Why you should care
In a world of information, one small fraud by man can equal one giant headache for mankind. And this was way back in 1864.
As the sun rose over Manhattan on May 18, 1864, thousands of New Yorkers picked up their morning paper to discover that their president was drafting another 400,000 men from their war-torn country to replenish the ranks of the Union Army.
Most believed that the three-year-old Civil War had to be nearing its final chapter, but both the New York World and the New York Journal of Commerce carried the news from Abraham Lincoln that Gen. Ulysses S. Grant’s new offensive in Virginia was failing and the president was calling for additional troops as well as “a day of fasting, humiliation and prayer” across the nation.
Another dark day in a very somber period, except for one thing: The story was utterly false.
How could two of New York’s largest dailies get such a major announcement — from the president of the United States no less — completely wrong?
A lie gets halfway around the world before the truth has a chance to get its pants on.
— Winston Churchill
It was a question that nobody wanted answered more than a furious Abraham Lincoln, who sent federal troops to shut down both papers and arrest their editors when he learned of the hoax.
But by noon, when the State Department in Washington confirmed that the proclamation had been a forgery, the damage had already been done. The bogus announcement of a new round of conscription had caused shockwaves on Wall Street, sending share prices plunging and gold soaring 10 percent as nervous investors hunkered down for a prolonged war.
As Winston Churchill would later say, “A lie gets halfway around the world before the truth has a chance to get its pants on.” An adage that was just as true in the 19th century as in an age of Twitter hacks and flash crashes.
In this case, the globetrotting lie emanated from a forged dispatch from the Associated Press — precisely what would happen 149 years later when a spurious tweet that Barack Obama had been injured in two explosions at the White House wiped $136 billion from the S&P 500 index in a matter of minutes in 2013.
But, as Lincoln’s troops occupied their offices in 1864, the besieged editors at the two New York papers were not pointing fingers at the AP’s Twitter feed but to one of the AP’s “flimsies” that had been delivered by courier in the early morning hours.
Such overnight dispatches from the AP to New York’s seven dailies were the lifeblood of the morning news cycle.

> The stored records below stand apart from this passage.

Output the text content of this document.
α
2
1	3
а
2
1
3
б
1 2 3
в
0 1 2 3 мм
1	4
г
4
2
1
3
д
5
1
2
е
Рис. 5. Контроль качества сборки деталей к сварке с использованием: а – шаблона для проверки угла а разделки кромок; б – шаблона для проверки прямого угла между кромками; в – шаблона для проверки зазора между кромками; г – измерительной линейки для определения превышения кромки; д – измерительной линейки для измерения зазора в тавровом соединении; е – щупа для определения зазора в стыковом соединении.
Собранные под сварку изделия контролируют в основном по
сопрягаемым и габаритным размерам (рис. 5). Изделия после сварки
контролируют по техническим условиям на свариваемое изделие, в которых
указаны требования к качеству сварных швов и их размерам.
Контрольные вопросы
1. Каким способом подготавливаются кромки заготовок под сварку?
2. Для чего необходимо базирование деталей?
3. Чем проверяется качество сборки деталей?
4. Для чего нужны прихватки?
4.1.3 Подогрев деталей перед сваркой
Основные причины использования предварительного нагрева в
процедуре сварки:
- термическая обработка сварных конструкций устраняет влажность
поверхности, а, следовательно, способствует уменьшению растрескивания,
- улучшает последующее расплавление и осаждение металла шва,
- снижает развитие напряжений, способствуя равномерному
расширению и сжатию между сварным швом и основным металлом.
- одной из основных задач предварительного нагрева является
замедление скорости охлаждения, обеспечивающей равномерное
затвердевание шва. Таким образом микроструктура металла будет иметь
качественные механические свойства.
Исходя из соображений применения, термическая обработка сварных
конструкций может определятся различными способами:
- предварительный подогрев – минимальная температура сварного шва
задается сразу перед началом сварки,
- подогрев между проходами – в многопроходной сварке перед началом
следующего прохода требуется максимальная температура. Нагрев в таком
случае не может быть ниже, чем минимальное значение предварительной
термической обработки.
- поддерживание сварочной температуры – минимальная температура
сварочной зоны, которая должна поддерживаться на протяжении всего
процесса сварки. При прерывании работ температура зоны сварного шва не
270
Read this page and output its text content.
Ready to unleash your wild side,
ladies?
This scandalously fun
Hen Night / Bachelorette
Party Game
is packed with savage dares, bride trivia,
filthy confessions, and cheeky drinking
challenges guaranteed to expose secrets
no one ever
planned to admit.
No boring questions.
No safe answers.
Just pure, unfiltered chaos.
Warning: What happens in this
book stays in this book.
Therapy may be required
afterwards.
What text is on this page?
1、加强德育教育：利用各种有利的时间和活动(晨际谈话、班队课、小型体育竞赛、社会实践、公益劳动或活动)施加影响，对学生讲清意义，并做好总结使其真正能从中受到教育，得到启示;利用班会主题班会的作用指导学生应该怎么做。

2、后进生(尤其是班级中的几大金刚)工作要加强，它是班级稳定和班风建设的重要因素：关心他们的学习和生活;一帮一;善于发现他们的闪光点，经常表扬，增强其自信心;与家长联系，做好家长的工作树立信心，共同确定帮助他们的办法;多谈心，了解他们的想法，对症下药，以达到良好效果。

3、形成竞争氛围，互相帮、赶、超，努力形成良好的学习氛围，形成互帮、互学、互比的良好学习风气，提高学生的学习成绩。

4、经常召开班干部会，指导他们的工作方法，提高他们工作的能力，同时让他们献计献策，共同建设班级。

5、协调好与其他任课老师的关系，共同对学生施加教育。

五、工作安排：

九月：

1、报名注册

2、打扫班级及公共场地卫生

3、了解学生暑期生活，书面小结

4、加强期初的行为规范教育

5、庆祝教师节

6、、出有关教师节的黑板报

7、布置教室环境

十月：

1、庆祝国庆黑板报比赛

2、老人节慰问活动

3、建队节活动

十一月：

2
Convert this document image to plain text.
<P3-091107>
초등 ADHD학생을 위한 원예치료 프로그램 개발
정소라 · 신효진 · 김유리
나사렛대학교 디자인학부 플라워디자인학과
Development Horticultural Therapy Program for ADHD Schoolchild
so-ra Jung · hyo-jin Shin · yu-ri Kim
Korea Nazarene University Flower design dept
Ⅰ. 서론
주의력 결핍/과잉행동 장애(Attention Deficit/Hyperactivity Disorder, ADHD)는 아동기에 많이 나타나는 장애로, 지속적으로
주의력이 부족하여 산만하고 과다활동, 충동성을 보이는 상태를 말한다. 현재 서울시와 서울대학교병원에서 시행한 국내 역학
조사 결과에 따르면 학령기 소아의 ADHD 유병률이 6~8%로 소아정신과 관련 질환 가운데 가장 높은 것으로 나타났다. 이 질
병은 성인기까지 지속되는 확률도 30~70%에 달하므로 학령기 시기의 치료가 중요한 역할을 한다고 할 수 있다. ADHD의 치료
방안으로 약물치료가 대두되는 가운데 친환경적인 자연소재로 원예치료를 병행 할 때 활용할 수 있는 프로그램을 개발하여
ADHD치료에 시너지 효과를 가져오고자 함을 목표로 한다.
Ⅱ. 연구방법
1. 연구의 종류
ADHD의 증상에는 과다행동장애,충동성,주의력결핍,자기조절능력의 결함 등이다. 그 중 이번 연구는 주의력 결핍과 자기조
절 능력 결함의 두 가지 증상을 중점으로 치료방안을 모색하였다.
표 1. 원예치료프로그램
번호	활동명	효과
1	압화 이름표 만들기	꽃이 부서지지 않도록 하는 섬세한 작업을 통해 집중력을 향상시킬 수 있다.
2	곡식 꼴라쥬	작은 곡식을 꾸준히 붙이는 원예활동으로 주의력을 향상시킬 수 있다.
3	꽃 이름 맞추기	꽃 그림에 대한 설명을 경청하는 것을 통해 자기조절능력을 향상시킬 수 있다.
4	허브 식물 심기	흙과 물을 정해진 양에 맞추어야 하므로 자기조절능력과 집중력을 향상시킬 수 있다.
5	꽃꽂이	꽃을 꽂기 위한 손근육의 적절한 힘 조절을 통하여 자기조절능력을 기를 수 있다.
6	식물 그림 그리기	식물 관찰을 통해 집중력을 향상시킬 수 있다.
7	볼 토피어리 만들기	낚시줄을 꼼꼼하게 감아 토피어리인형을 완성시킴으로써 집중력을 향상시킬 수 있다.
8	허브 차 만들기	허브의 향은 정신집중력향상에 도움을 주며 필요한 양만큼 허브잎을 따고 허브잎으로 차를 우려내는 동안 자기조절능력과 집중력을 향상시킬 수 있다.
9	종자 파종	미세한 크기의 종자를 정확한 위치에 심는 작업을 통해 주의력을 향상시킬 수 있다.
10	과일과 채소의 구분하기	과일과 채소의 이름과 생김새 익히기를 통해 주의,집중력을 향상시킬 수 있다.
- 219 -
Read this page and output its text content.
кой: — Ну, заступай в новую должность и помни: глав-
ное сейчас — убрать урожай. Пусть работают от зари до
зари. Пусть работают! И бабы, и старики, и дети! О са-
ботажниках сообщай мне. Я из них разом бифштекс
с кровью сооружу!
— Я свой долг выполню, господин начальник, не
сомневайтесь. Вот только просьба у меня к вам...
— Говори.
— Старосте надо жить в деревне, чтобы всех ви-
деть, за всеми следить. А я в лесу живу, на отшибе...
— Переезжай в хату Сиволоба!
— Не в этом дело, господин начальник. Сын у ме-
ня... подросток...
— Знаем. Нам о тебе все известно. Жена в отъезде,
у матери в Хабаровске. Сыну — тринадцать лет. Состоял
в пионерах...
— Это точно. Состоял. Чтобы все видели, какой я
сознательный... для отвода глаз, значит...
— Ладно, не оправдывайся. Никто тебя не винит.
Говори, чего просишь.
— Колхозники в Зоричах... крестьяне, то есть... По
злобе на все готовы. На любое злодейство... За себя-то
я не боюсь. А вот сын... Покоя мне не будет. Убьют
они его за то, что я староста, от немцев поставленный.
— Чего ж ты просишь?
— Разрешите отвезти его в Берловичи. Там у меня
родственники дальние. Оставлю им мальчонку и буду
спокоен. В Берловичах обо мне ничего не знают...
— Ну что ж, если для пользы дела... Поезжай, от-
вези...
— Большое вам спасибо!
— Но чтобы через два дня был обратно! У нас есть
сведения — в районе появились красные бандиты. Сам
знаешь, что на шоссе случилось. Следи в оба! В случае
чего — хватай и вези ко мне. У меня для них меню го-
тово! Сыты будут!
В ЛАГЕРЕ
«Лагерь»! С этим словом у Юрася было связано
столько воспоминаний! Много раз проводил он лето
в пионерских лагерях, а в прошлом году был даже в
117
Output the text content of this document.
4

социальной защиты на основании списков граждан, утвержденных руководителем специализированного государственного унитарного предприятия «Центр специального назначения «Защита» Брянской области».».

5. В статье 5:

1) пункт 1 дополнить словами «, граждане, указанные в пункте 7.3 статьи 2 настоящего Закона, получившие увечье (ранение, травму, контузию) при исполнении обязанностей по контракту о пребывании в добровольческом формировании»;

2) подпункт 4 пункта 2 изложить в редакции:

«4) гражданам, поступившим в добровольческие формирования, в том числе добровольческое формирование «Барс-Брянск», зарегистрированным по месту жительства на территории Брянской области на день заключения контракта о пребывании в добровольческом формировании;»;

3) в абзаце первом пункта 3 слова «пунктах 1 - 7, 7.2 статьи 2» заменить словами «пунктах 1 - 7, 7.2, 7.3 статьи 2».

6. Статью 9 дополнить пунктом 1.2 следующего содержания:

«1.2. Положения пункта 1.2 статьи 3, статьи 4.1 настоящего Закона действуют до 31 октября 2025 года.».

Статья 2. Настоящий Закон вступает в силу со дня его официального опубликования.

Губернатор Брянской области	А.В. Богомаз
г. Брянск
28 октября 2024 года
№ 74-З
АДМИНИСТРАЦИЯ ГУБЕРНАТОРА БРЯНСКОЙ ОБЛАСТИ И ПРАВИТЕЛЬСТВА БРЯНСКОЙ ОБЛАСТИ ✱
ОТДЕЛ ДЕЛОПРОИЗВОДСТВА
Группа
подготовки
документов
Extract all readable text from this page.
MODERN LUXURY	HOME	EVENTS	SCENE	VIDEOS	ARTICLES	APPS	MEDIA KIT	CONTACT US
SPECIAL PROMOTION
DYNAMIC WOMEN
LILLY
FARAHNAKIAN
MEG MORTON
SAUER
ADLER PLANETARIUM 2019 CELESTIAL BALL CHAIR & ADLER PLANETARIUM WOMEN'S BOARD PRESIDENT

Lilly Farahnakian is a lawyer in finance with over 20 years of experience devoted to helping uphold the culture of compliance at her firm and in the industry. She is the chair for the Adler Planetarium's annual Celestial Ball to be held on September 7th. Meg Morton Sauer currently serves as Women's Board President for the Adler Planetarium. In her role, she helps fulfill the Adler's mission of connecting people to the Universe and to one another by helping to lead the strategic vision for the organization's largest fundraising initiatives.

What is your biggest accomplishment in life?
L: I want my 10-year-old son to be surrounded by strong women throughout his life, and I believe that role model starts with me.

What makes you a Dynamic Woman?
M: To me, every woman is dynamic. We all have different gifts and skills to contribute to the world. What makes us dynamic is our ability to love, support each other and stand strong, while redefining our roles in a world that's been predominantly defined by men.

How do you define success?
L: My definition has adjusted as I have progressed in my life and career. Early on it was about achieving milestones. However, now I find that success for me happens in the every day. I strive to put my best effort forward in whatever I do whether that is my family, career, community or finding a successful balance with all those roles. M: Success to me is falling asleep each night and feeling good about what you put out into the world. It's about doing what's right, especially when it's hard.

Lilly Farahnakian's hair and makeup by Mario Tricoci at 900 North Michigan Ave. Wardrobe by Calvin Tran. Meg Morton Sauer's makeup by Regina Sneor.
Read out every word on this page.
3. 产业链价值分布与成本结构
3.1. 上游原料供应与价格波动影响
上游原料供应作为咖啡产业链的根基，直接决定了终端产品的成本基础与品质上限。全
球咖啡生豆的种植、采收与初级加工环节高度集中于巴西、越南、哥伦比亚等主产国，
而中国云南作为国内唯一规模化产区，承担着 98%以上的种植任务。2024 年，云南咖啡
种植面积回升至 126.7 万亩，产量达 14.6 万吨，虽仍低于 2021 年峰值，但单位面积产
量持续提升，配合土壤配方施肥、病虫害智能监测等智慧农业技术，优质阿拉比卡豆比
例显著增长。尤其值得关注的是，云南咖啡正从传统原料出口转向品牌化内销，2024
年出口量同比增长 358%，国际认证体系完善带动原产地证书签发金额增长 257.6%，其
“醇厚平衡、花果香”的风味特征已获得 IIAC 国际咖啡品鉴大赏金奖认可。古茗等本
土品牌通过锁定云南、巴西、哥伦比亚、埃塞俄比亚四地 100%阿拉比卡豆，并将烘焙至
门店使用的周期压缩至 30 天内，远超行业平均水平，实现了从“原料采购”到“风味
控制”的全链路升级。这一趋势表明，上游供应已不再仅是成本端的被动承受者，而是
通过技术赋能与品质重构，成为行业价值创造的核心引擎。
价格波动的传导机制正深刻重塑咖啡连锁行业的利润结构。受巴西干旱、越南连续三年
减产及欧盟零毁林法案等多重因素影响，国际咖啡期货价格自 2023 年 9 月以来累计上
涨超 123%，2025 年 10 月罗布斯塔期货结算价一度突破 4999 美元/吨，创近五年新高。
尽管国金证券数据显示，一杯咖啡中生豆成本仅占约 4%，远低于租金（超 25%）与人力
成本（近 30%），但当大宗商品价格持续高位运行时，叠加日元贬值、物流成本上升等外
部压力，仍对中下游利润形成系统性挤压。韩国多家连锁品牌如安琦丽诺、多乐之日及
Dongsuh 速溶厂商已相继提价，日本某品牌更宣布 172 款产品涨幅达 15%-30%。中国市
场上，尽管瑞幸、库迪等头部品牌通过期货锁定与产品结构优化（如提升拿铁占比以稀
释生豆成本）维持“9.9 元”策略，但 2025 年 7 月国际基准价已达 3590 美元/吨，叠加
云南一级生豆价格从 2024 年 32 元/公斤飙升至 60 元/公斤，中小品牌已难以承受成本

But this particular dispatch had been timed perfectly to arrive around 3.30 a.m. — right after the night editors at the papers had gone home but before the day staff arrived, leaving a single night foreman on duty to determine whether to include the dispatch’s contents in the morning edition of the paper.
The night foremen at New York’s other five newspapers were suspicious enough about the story to ask the AP to verify it, but the World and the Journal of Commerce were sufficiently impressed by quality of the forgery, and its apparent source, to slap the story on their front page.
Those responsible for the “Civil War gold hoax,” as investigators soon ascertained, were indeed quite familiar with the newspaper business. Three days later, authorities arrested Francis A. Mallison, a reporter for the Brooklyn Eagle, and Joseph Howard Jr., his boss and the paper’s city editor.
Those responsible for perpetrating the “Civil War gold hoax”…were indeed quite familiar with the newspaper business.
As is often the case with fraud, there can be a fine line between stupid and clever, and Howard, the 35-year-old mastermind behind the hoax, strayed onto the stupid side by making a conspicuously large investment in gold a mere day before the news headlines hit. But the disgraced journalist would serve fewer than three months in prison, his release coming just a month after Lincoln issued a very real conscription order for 500,000 more Union troops.
It should be a comfort that we are no longer a single night foreman’s judgment away from a front-page fraud — but instead we have created a media landscape flush with lone foremen and forewomen, constantly making questionable calls on partial information, and rife with potential conduits for misinformation for the thousands of fraudsters, hackers and modern-day Howards.
The lies will continue to make their way around the world. The question is: How quickly can the truth pull up its pants?